Nothing can stop Rachel Barton Pine from making music with her violin. She started lessons at age 3, soloed with the Chicago Symphony at age 10, and won the International Johann Sebastian Bach Competition in 1992 a few months before turning 18. Her concerts have taken her around the world, and her playing has been featured in 39 albums.
Now that the pandemic has released its grip a bit, Pine is back on the road again, and this weekend, she will be in town to play Erich Wolfgang Korngold’s Violin Concerto with the Vancouver Symphony Orchestra.
I caught up with her over the phone recently while she was on her way to a solo recital in Lincoln, Neb.
“I started the year with a recording of the Shostakovich First Violin Concert,” said Pine. “And it’s paired with a new concerto by Earl Maneein that is inspired by heavy metal music. In March, I played the Vivaldi Concerto for Two Violins with my daughter Sylvia. That was extra special! Right after the concert in Vancouver, I will fly to Vienna to record with the Vienna Symphony and Marin Alsop, and in September I will be back in Vienna to be part of the jury for the Fritz Kreisler International Violin Competition.”
If you go
What: Rachel Barton Pine performs Korngold’s Violin Concerto with the Vancouver Symphony Orchestra
When: 7 p.m. Saturday and 3 p.m. Sunday
Where: Online or in person at Skyview High School Concert Hall, 1300 N.W. 139th St., Vancouver.
Cost: $30 (The concert is free with a season subscription.)
Contact: 360-735-7278 or vancouversymphony.org
Note: Masks are required for all audience members, regardless of vaccination status. The orchestra also requests proof of vaccination status or a negative COVID-19 test within 72 hours of the event.
Those are a few of the highlights that she has underway this season. She is noted for being able to play a different violin concerto every week, and although she has not kept count, she thinks that she has performed about 100 different concertos during her career.

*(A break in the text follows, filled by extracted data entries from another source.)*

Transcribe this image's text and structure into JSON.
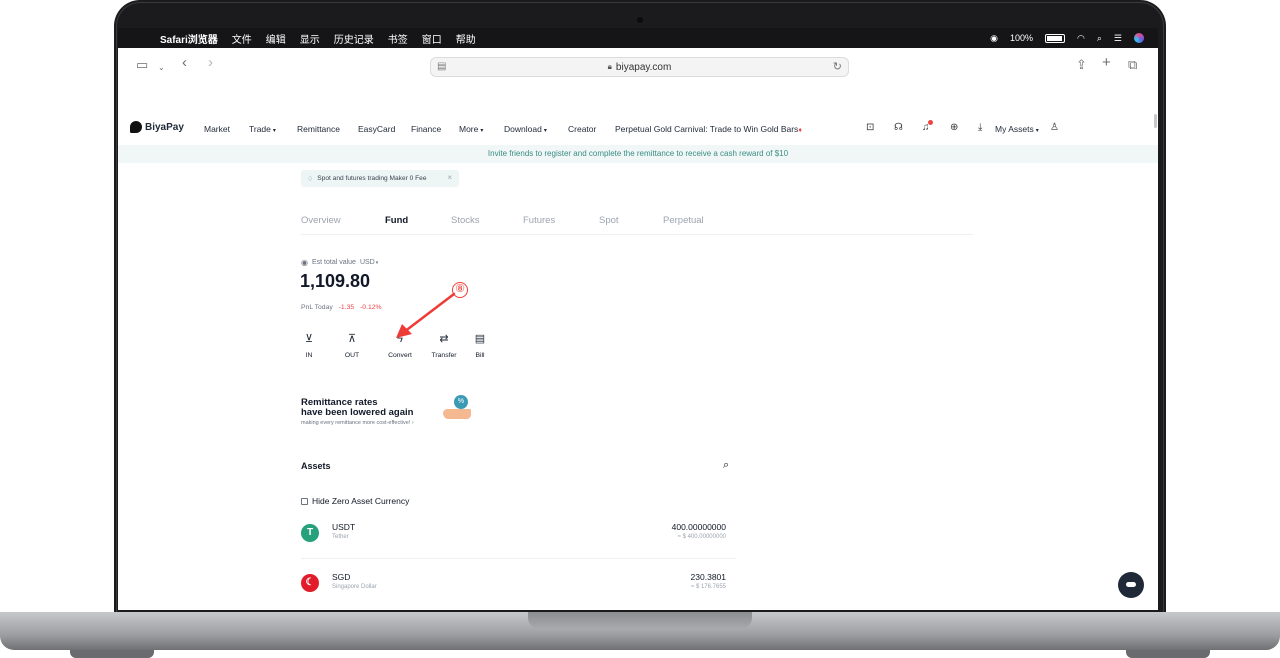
{
  "menubar": {
    "app": "Safari浏览器",
    "items": [
      "文件",
      "编辑",
      "显示",
      "历史记录",
      "书签",
      "窗口",
      "帮助"
    ],
    "battery": "100%"
  },
  "browser": {
    "url": "biyapay.com"
  },
  "site": {
    "brand": "BiyaPay",
    "nav": {
      "market": "Market",
      "trade": "Trade",
      "remittance": "Remittance",
      "easycard": "EasyCard",
      "finance": "Finance",
      "more": "More",
      "download": "Download",
      "creator": "Creator",
      "promo": "Perpetual Gold Carnival: Trade to Win Gold Bars",
      "my_assets": "My Assets"
    },
    "invite_banner": "Invite friends to register and complete the remittance to receive a cash reward of $10"
  },
  "notice": {
    "text": "Spot and futures trading Maker 0 Fee"
  },
  "tabs": [
    "Overview",
    "Fund",
    "Stocks",
    "Futures",
    "Spot",
    "Perpetual"
  ],
  "active_tab": "Fund",
  "summary": {
    "est_label": "Est total value",
    "currency": "USD",
    "total": "1,109.80",
    "pnl_label": "PnL Today",
    "pnl_value": "-1.35",
    "pnl_percent": "-0.12%"
  },
  "actions": [
    "IN",
    "OUT",
    "Convert",
    "Transfer",
    "Bill"
  ],
  "annotation": {
    "number": "⑧",
    "color": "#ef3b36"
  },
  "ad": {
    "line1": "Remittance rates",
    "line2": "have been lowered again",
    "line3": "making every remittance more cost-effective! ›"
  },
  "assets": {
    "title": "Assets",
    "hide_zero": "Hide Zero Asset Currency",
    "rows": [
      {
        "symbol": "USDT",
        "name": "Tether",
        "amount": "400.00000000",
        "usd": "≈ $ 400.00000000",
        "icon_color": "#26a17b",
        "icon": "T"
      },
      {
        "symbol": "SGD",
        "name": "Singapore Dollar",
        "amount": "230.3801",
        "usd": "≈ $ 176.7655",
        "icon_color": "#e11d2c",
        "icon": "☾"
      }
    ]
  },
  "colors": {
    "accent": "#3b8d85",
    "negative": "#ef4444"
  }
}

Korngold’s Concerto for Violin and Orchestra is one of Pine’s favorites. He wrote it in 1946 in a style that has lovely, expansive melodies. Because he made a big name for himself writing music for the movies, including an Oscar for the score to “Anthony Adverse” (1936) and another for “The Adventures of Robin Hood” (1938), many people assumed that his film music filtered into the concerto.
“I love this concerto,” Pine said. “A lot of composers like Korngold came from Europe to America and wrote film scores to pay the bills. It’s a fun way to express yourself artistically. Some people have been dismissive of Korngold’s music, saying that it sounds like Hollywood, but they have it backwards. Hollywood sounds like Korngold. People have argued that Korngold took bits from his movie scores and recycled them into his Violin Concerto. I think that he wrote the concerto first, but it didn’t get much traction. So, he took some of the good bits from the concerto and used them in the film scores.”

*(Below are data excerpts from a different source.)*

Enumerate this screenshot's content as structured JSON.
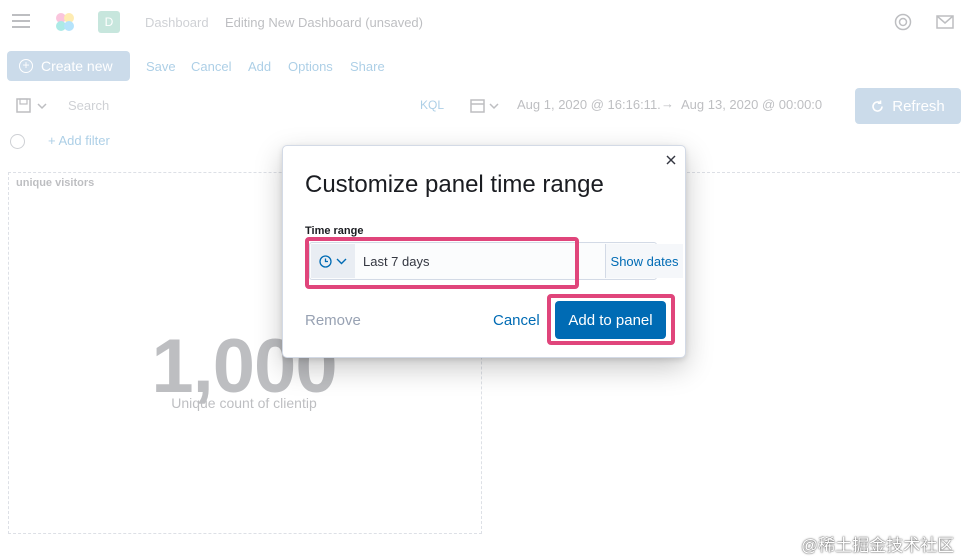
{
  "header": {
    "breadcrumb_dashboard": "Dashboard",
    "breadcrumb_current": "Editing New Dashboard (unsaved)",
    "space_avatar": "D"
  },
  "toolbar": {
    "create_new": "Create new",
    "save": "Save",
    "cancel": "Cancel",
    "add": "Add",
    "options": "Options",
    "share": "Share"
  },
  "query": {
    "search_placeholder": "Search",
    "language": "KQL",
    "start_date": "Aug 1, 2020 @ 16:16:11.",
    "arrow": "→",
    "end_date": "Aug 13, 2020 @ 00:00:0",
    "refresh": "Refresh"
  },
  "filters": {
    "add_filter": "+ Add filter"
  },
  "panel": {
    "title": "unique visitors",
    "metric_value": "1,000",
    "metric_label": "Unique count of clientip"
  },
  "modal": {
    "title": "Customize panel time range",
    "time_range_label": "Time range",
    "time_range_value": "Last 7 days",
    "show_dates": "Show dates",
    "remove": "Remove",
    "cancel": "Cancel",
    "add_to_panel": "Add to panel"
  },
  "watermark": "@稀土掘金技术社区",
  "colors": {
    "primary": "#006bb4",
    "highlight": "#e0457b",
    "disabled_primary": "#6092c0"
  }
}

The Korngold Violin Concerto has been steadily gaining in popularity and is now considered to be a standard in the orchestral repertoire. To get more connected with the music, Pine encourages her students to watch movies that have Korngold’s music.

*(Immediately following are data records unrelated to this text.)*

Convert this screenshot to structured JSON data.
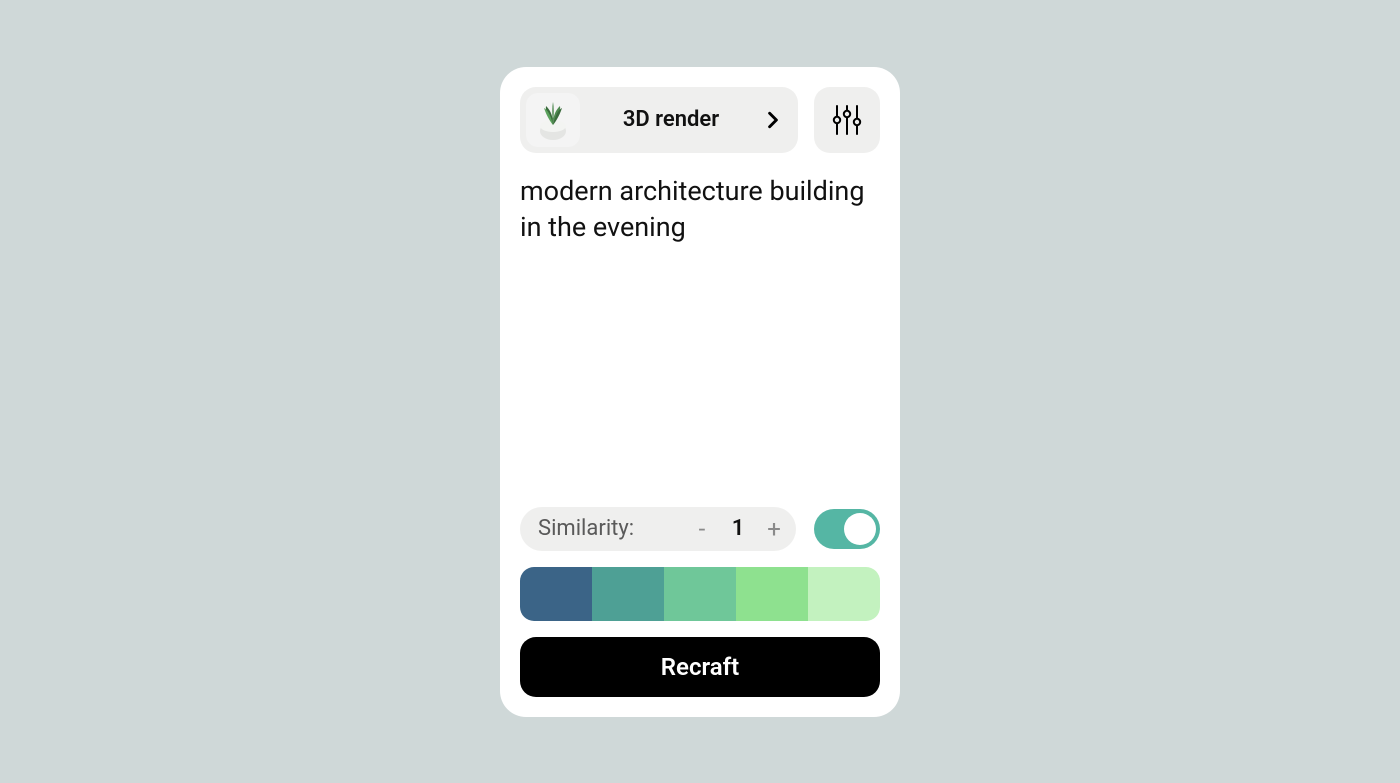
{
  "style_chip": {
    "label": "3D render",
    "thumb_alt": "plant-pot-thumbnail"
  },
  "prompt": "modern architecture building in the evening",
  "similarity": {
    "label": "Similarity:",
    "minus": "-",
    "value": "1",
    "plus": "+"
  },
  "toggle": {
    "on": true
  },
  "palette": [
    "#3b6487",
    "#4ea095",
    "#6fc799",
    "#8ee18f",
    "#c3f2bf"
  ],
  "primary_button": "Recraft"
}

“It is illuminating to understand the scene or moment in a plot where Korngold used these melodies,” Pine explained. “It gives you an idea about the character and meaning of the melodies. I love the secondary theme of the first movement, which is a tender scene between spouses in one of the films. There’s an intimacy, a deep love that they have shared for so many years. It’s a gorgeous theme.”
Pine will be seated when she plays because of a serious accident that she suffered many years ago.
“I’ve been nonambulatory since 2019,” Pine said. “I was supposed to have some operations that would have gotten me back on my feet. That was scheduled for the spring of 2020, but the hospitals were hit with the pandemic. That was disappointing and difficult, but I prefer to look at the positive side. My family is healthy, and we are doing well.”
She said Itzhak Perlman, a renown violinist who contracted polio at age 4 and has used crutches since, has given her “plenty of advice about what to do and how to manage.”
“I am very grateful to him,” she said.
For this weekend’s performances, Salvador Brotons will lead all the pieces on the program, which includes Alexander Glazunov’s Fifth Symphony. It ends with a flourish that has helped to make it one of Glazunov’s most popular works.
The concert will begin with the “Rip Van Winkle Overture” by George Whitefield Chadwick. This piece was inspired by Washington Irving’s story and a popular play version. It won a composition contest when Chadwick studied at the Leipzig Conservatory. That helped to solidify his career after he returned stateside. He taught at the New England Conservatory and became its director in 1897. Since his music is rarely played today, it will be a treat to hear this short, one-movement work. Just don’t fall asleep!